Когда стемнело, она знала, как поступит. Решила подождать, пока уснёт посёлок. Сидела, слушала, как на кухне секундная стрелка разгоняет тишину. За стеной мама ворочалась, долго не могла успокоиться.
В полночь Соня выскользнула в сени, обулась. Бежала, боялась, что встретит кого-нибудь, поймают её, отведут домой, отругают. Повезло, без приключений добралась.
Все корпуса на замок заперты, а молоко злосчастное так и плавает в луже. Но тихо, даже сверчков не слышно. Соня встала в том месте, где гость утром появился, про себя заученные слова повторила, покашляла:
— Здравствуйте.
Прислушалась, никто не идёт.
— Вы простите нас. И Глеба, и меня. И Бубна. Дети же, испугались, вдруг накажете или память сотрёте. Мы так не будем больше, честно-честно. Хотите, сами вам будем молока приносить, свежего. Каждое утро. Только просьба одна к вам…
Набрала в грудь больше воздуха.
— Помогите, пожалуйста. Вы из будущего, правильно? У вас там лекарства разные, бессмертие, наверное.
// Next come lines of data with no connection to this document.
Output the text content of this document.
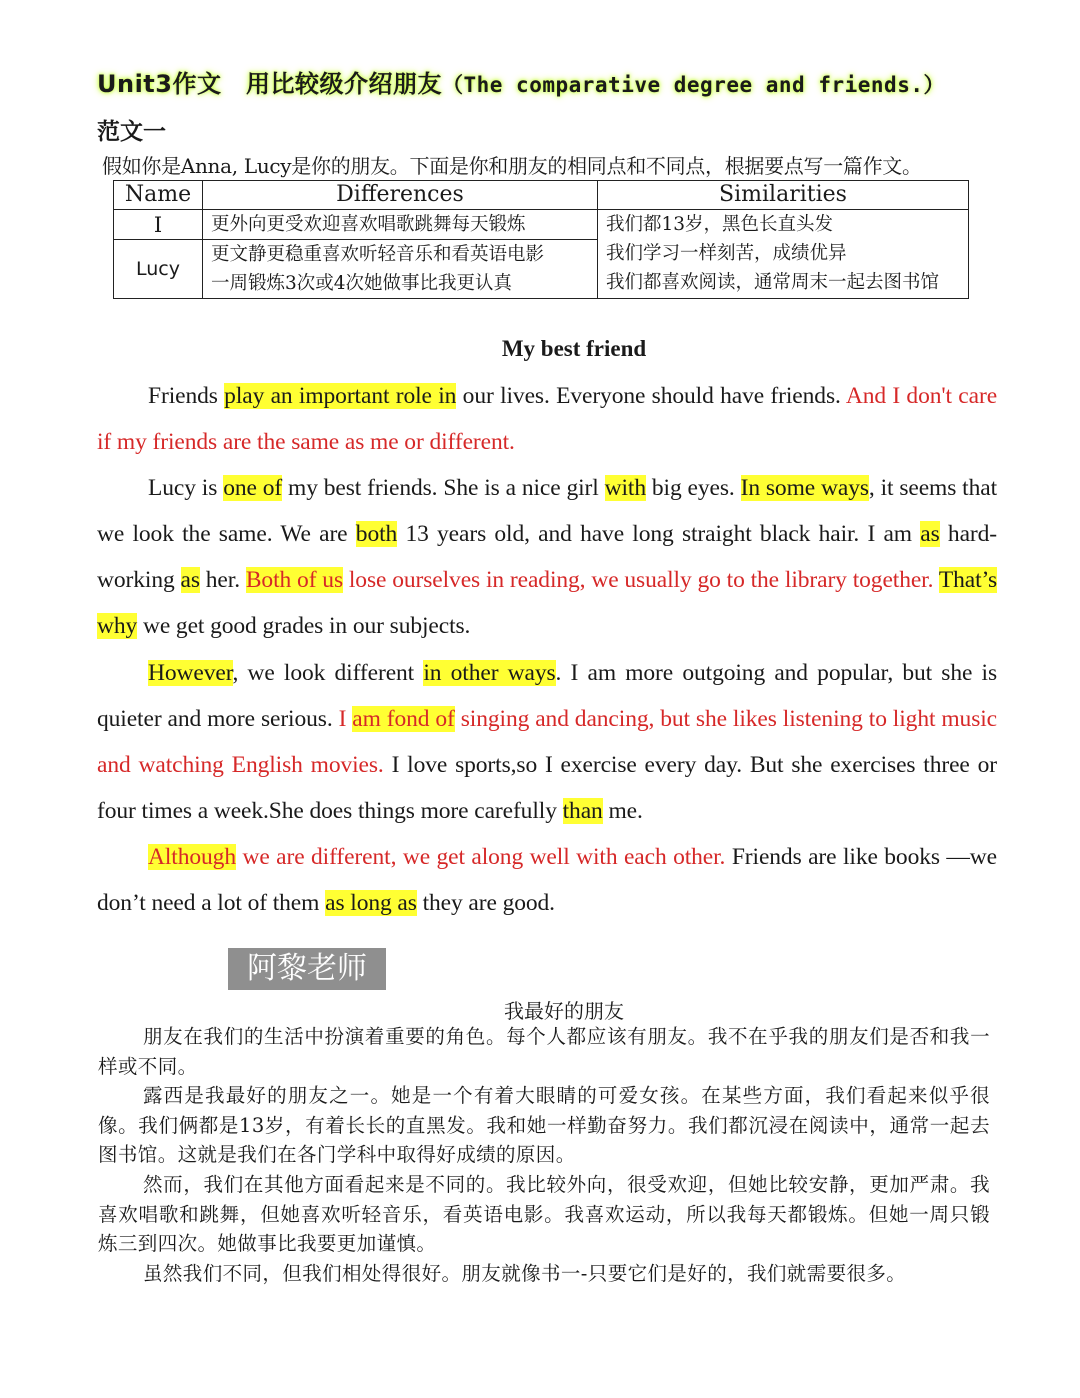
Unit3作文　用比较级介绍朋友（The comparative degree and friends.）
范文一
假如你是Anna, Lucy是你的朋友。下面是你和朋友的相同点和不同点，根据要点写一篇作文。
Name	Differences	Similarities
I	更外向更受欢迎喜欢唱歌跳舞每天锻炼	我们都13岁，黑色长直头发
我们学习一样刻苦，成绩优异
我们都喜欢阅读，通常周末一起去图书馆

Lucy	更文静更稳重喜欢听轻音乐和看英语电影
一周锻炼3次或4次她做事比我更认真	
My best friend

Friends play an important role in our lives. Everyone should have friends. And I don't care if my friends are the same as me or different.

Lucy is one of my best friends. She is a nice girl with big eyes. In some ways, it seems that we look the same. We are both 13 years old, and have long straight black hair. I am as hard-working as her. Both of us lose ourselves in reading, we usually go to the library together. That’s why we get good grades in our subjects.

However, we look different in other ways. I am more outgoing and popular, but she is quieter and more serious. I am fond of singing and dancing, but she likes listening to light music and watching English movies. I love sports,so I exercise every day. But she exercises three or four times a week.She does things more carefully than me.

Although we are different, we get along well with each other. Friends are like books —we don’t need a lot of them as long as they are good.

阿黎老师
我最好的朋友

朋友在我们的生活中扮演着重要的角色。每个人都应该有朋友。我不在乎我的朋友们是否和我一样或不同。

露西是我最好的朋友之一。她是一个有着大眼睛的可爱女孩。在某些方面，我们看起来似乎很像。我们俩都是13岁，有着长长的直黑发。我和她一样勤奋努力。我们都沉浸在阅读中，通常一起去图书馆。这就是我们在各门学科中取得好成绩的原因。

然而，我们在其他方面看起来是不同的。我比较外向，很受欢迎，但她比较安静，更加严肃。我喜欢唱歌和跳舞，但她喜欢听轻音乐，看英语电影。我喜欢运动，所以我每天都锻炼。但她一周只锻炼三到四次。她做事比我要更加谨慎。

虽然我们不同，但我们相处得很好。朋友就像书一-只要它们是好的，我们就需要很多。
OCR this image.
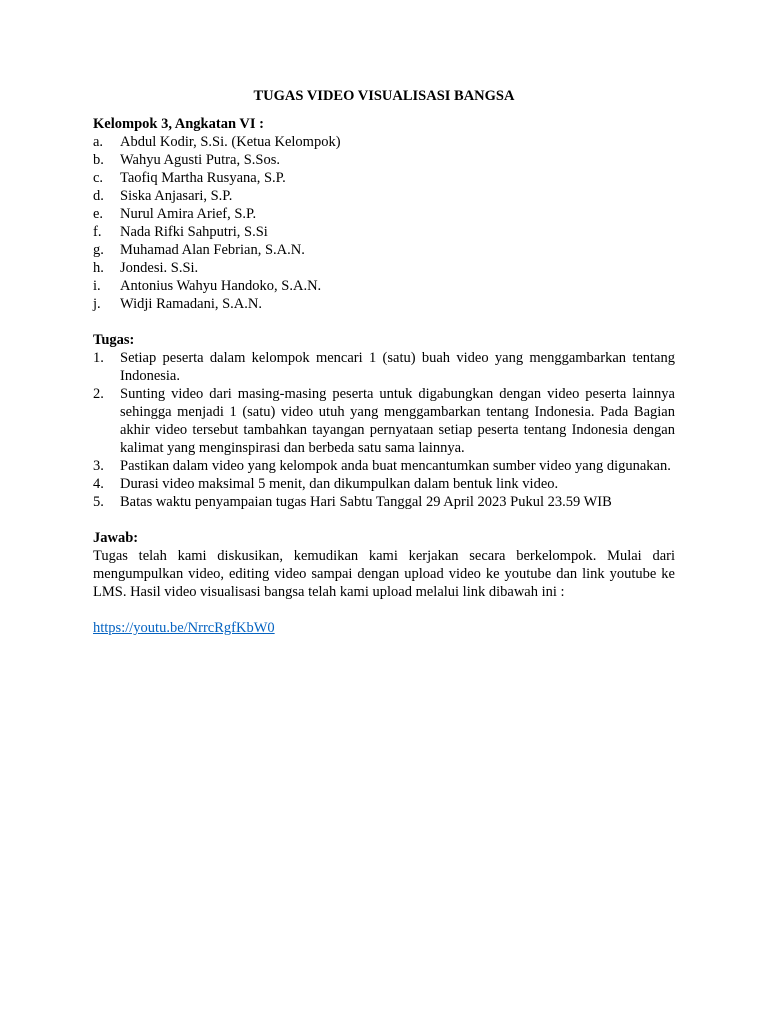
TUGAS VIDEO VISUALISASI BANGSA
Kelompok 3, Angkatan VI :
a. Abdul Kodir, S.Si. (Ketua Kelompok)
b. Wahyu Agusti Putra, S.Sos.
c. Taofiq Martha Rusyana, S.P.
d. Siska Anjasari, S.P.
e. Nurul Amira Arief, S.P.
f. Nada Rifki Sahputri, S.Si
g. Muhamad Alan Febrian, S.A.N.
h. Jondesi. S.Si.
i. Antonius Wahyu Handoko, S.A.N.
j. Widji Ramadani, S.A.N.
Tugas:
1. Setiap peserta dalam kelompok mencari 1 (satu) buah video yang menggambarkan tentang Indonesia.
2. Sunting video dari masing-masing peserta untuk digabungkan dengan video peserta lainnya sehingga menjadi 1 (satu) video utuh yang menggambarkan tentang Indonesia. Pada Bagian akhir video tersebut tambahkan tayangan pernyataan setiap peserta tentang Indonesia dengan kalimat yang menginspirasi dan berbeda satu sama lainnya.
3. Pastikan dalam video yang kelompok anda buat mencantumkan sumber video yang digunakan.
4. Durasi video maksimal 5 menit, dan dikumpulkan dalam bentuk link video.
5. Batas waktu penyampaian tugas Hari Sabtu Tanggal 29 April 2023 Pukul 23.59 WIB
Jawab:

Tugas telah kami diskusikan, kemudikan kami kerjakan secara berkelompok. Mulai dari mengumpulkan video, editing video sampai dengan upload video ke youtube dan link youtube ke LMS. Hasil video visualisasi bangsa telah kami upload melalui link dibawah ini :

https://youtu.be/NrrcRgfKbW0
А у меня маме плохо, болеет сильно, ничего не помогает. Не встаёт она с кровати. Пожалуйста. Таблеточку одну или микстуру… А я вам до старости буду молоко приносить, и хлеб, и колбасу. Только попросите! Пожалуйста…
Сама не заметила, как на колени упала, руки скрестила. Слёзы по щекам скатились, застыли на подбородке.
— Я никому про вас не скажу, и ребята будут молчать, обещаю! Только помогите, плохо ей. И мне. Тяжело, когда мама… поймите… пожалуйста…
Казалось, она просит помощи у неба. Глухого и мёртвого неба.
Кто-то вышел из темноты, глянул на неё жалостливо. Гайда, псина местная, которую сторож подкармливал. Брюхатая, лохматая, с разорванным ухом. Смотрела на Соню, не лаяла. Но и помочь не могла.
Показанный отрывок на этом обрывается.